9 Questions to Ask When Shopping for a New Home Downtown

Panoramic view of downtown Boise in the autumn.

Panoramic view of downtown Boise in the autumn.

When searching for a new home, it’s important to clarify your wants and needs for both your house and neighborhood. When you figure this out, shop for those qualities. 

If your ideal location is a mixed block of shops, bars, restaurants and residences, you belong in a very urban area. But what should you take into account when looking for a new home, condo or townhome downtown?

Here are nine things to consider when reviewing home listings in urban neighborhoods:

1. Is the neighborhood safe?

Location is everything when it comes to picking out your future home. Agent Wendy Arriz of Warburg Realty(http://www.warburgrealty.com/) in Manhattan recommends checking out the police and crime reports in the area to gauge neighborhood safety. There are other clues too – active neighborhood associations and block watches signal a tight-knit community that looks out for one another. 

2. Are there ample parking options?

When you live in the heart of the city, parking can be a struggle.
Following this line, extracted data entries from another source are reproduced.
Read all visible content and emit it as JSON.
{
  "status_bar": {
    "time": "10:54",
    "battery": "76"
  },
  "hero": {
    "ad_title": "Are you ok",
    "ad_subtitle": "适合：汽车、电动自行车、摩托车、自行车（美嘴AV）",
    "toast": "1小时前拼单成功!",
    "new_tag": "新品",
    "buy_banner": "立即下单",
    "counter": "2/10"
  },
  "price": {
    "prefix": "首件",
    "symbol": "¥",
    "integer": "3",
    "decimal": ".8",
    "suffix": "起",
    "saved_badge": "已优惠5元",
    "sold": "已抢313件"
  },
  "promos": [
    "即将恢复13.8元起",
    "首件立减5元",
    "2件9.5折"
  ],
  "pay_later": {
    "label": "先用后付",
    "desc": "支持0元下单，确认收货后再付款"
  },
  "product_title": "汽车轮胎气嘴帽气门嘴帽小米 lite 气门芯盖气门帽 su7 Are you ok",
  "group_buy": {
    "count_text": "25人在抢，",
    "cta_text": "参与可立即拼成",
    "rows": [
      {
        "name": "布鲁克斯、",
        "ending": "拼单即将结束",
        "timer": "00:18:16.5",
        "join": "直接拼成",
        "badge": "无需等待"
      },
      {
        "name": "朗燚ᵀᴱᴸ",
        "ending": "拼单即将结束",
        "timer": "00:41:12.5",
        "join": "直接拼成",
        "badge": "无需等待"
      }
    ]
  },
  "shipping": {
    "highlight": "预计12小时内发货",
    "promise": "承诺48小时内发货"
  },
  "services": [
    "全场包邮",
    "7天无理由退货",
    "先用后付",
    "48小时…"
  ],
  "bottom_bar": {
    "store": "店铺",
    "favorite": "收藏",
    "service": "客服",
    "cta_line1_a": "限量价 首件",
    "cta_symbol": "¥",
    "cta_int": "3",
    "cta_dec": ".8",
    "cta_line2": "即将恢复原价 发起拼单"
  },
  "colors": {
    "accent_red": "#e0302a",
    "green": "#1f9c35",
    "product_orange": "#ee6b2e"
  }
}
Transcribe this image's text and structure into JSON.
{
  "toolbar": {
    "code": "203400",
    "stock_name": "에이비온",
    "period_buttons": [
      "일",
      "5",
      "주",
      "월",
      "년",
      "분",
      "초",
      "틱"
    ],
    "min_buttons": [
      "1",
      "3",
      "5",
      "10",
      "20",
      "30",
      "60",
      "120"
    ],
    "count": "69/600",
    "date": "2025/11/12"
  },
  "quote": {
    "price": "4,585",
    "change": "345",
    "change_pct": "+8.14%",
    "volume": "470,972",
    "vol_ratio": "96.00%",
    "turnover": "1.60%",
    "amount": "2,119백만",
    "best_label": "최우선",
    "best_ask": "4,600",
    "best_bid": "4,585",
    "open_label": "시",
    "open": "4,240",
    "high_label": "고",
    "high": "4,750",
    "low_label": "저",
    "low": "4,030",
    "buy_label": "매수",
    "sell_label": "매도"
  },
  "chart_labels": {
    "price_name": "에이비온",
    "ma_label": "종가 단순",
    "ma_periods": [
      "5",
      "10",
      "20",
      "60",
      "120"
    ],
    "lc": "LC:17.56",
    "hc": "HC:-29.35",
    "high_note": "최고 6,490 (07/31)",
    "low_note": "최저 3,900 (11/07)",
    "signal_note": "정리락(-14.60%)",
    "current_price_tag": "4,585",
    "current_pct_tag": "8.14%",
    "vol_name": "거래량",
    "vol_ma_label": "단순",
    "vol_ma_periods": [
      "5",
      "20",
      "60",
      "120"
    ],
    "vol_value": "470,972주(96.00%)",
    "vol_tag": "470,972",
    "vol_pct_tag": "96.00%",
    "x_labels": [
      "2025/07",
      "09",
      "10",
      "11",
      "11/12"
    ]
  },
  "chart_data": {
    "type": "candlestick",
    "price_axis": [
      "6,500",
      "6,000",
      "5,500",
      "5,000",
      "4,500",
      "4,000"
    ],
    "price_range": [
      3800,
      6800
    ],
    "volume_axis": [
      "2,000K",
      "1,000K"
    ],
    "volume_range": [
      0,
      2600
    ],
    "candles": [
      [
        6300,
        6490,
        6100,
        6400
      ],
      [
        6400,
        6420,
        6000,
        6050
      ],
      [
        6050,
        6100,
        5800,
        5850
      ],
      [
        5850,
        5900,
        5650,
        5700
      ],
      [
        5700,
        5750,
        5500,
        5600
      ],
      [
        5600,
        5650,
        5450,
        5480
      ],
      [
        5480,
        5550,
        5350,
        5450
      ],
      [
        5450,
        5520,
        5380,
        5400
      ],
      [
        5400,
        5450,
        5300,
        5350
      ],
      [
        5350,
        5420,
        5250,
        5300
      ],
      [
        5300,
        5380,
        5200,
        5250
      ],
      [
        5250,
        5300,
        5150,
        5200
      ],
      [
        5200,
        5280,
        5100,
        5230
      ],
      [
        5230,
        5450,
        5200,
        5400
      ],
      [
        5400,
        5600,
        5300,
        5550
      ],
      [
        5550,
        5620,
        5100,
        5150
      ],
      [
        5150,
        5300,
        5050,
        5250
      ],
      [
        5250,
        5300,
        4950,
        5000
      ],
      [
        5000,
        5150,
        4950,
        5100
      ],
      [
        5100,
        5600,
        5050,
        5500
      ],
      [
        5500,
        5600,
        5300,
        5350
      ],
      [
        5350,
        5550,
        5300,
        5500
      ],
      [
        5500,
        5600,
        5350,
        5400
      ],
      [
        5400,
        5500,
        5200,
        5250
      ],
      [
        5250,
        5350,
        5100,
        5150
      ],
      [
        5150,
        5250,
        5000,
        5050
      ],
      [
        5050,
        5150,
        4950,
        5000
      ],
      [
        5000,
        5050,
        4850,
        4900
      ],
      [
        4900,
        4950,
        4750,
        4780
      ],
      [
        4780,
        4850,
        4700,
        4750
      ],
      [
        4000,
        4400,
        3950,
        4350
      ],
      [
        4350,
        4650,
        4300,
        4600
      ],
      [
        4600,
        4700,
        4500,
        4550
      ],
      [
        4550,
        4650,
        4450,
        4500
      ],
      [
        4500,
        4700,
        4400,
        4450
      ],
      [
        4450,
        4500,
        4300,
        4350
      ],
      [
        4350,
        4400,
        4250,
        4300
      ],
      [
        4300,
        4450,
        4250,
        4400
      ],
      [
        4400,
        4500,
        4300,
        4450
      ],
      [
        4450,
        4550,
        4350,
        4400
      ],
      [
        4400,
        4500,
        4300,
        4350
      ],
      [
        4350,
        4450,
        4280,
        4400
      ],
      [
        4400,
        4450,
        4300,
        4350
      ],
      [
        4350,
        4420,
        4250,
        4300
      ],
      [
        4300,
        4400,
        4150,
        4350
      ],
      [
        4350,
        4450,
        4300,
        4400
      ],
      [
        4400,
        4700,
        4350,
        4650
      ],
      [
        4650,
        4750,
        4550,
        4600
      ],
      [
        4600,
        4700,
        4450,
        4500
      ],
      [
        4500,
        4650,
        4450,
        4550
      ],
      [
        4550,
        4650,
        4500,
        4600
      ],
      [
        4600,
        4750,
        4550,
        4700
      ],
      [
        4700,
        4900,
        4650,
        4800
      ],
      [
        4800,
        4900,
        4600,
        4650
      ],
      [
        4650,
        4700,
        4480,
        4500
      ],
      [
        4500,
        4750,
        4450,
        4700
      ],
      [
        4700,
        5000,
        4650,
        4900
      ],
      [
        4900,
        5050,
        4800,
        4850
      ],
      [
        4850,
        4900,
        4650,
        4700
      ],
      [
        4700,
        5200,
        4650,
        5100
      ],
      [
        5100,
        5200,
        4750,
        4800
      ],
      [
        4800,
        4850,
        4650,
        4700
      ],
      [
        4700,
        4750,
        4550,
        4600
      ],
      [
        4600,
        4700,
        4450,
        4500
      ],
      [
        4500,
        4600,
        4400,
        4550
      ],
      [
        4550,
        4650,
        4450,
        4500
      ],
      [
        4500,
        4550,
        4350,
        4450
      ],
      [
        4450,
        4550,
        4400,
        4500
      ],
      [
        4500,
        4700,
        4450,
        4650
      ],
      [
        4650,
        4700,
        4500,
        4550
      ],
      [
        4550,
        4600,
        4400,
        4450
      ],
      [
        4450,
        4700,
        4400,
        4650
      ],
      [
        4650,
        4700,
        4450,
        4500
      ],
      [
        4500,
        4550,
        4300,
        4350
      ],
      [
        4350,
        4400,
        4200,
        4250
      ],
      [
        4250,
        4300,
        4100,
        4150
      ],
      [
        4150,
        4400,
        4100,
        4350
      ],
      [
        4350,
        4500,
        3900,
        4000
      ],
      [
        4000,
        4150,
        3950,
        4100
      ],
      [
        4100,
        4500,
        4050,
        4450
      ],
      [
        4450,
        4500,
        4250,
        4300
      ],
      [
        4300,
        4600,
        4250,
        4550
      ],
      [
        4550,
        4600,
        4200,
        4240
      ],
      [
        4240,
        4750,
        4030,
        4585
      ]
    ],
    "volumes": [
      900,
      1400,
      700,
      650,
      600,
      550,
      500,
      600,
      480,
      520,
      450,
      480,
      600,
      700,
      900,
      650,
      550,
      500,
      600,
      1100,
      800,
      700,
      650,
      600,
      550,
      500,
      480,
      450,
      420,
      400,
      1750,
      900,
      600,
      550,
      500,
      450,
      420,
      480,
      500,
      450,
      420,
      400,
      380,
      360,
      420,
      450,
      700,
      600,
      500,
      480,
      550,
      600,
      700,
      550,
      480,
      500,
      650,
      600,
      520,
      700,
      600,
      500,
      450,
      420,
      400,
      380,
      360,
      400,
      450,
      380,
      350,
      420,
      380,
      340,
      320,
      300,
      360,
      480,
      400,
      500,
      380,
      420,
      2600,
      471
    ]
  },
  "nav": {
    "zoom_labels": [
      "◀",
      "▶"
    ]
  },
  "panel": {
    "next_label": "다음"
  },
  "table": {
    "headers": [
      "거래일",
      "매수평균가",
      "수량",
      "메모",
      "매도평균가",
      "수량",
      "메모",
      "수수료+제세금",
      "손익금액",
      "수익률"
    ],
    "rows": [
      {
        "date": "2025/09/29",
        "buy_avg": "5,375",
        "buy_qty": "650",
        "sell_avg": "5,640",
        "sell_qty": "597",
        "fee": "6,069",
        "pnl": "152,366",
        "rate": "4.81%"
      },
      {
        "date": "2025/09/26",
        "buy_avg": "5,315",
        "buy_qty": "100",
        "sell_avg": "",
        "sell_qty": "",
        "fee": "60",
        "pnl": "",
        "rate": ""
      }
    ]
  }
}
Check to see if your place includes a dedicated parking spot or if one can be purchased. Are there nearby garages and ample street parking for guests? 

3. How accessible are amenities and public transportation? 

Closely tied to parking is the level of access to amenities and public transport. While you’re getting jazzed about the brewery around the corner and your cute new morning latte stop, don’t forget to check for practical amenities too. 

What shops, schools, grocery stores, and parks are easily accessible from your new location? Where is the nearest post office? Are there nearby bus stops, subway lines or trams? Homes near high-frequency public transport are in high demand and also command value. 

4. What’s the area like during the daytime and nighttime?

Another Warburg Realty agent, Allison Chiaramonte, urges clients to visit their potential new block outside the standard 10-5 PM. An early morning or nighttime visit will reveal the truth about noise levels, and could uncover unforeseen issues. Whether it’s a noisy restaurant or trucks making early morning deliveries outside your window, it’s better to know before you sign a deal.

5. How does the home measure up, literally?

Chiaramonte also points out that with new constructions such as a condo or townhome, listed square footages may include parts of common space such as stairwells and hallways. This form of measurement may encompass anywhere from 200–400 square feet, so if the space feels smaller than what you were expecting, this could be the culprit. Just be prepared and you’ll be less likely to be disappointed. 

6. Will you be surrounded by new construction and growth?

Urban neighborhoods are always changing. Do some research to determine whether your potential new hood is up-and-coming or in decline. Check the quality of the schools, what types of businesses are opening up, and look into the building plans for the area. New construction can affect everything from your property taxes, your home’s value, and even your views.  

7. How pricey are HOA fees and requirements?

When you buy a new townhome or condo, you could be buying into a community with an obligatory homeowners' association (HOA) fee. Be sure to ask about the potential monthly HOA fees and what they cover. You can also look into the history to see how fees have risen over the years, what they’ve been spent on, and any other important clauses that affect how you can use your space. 

8. How would this new home location impact your daily commute?

Is living in the city putting you closer to work or farther? Is your route to work walkable, bikeable, or reachable by bus? If you have to take your car, how long is the commute and what is the traffic like in your area of the city? Studies show that a long or stressful commute can have a very real (negative) effect on your sanity and overall happiness.

9. What’s the neighborhood ratio of renters to owners?

If you value a neighborly community, check the neighborhood’s renter-to-ownership-ratio. Typically, renters are more mobile than homeowners. Longtime residents tend to make friends, watch out for one another, and invest in their homes. You can get a sense about the renter-owner balance by asking agents and locals.

Rebecca Rosenberg is an international digital media consultant and freelance writer.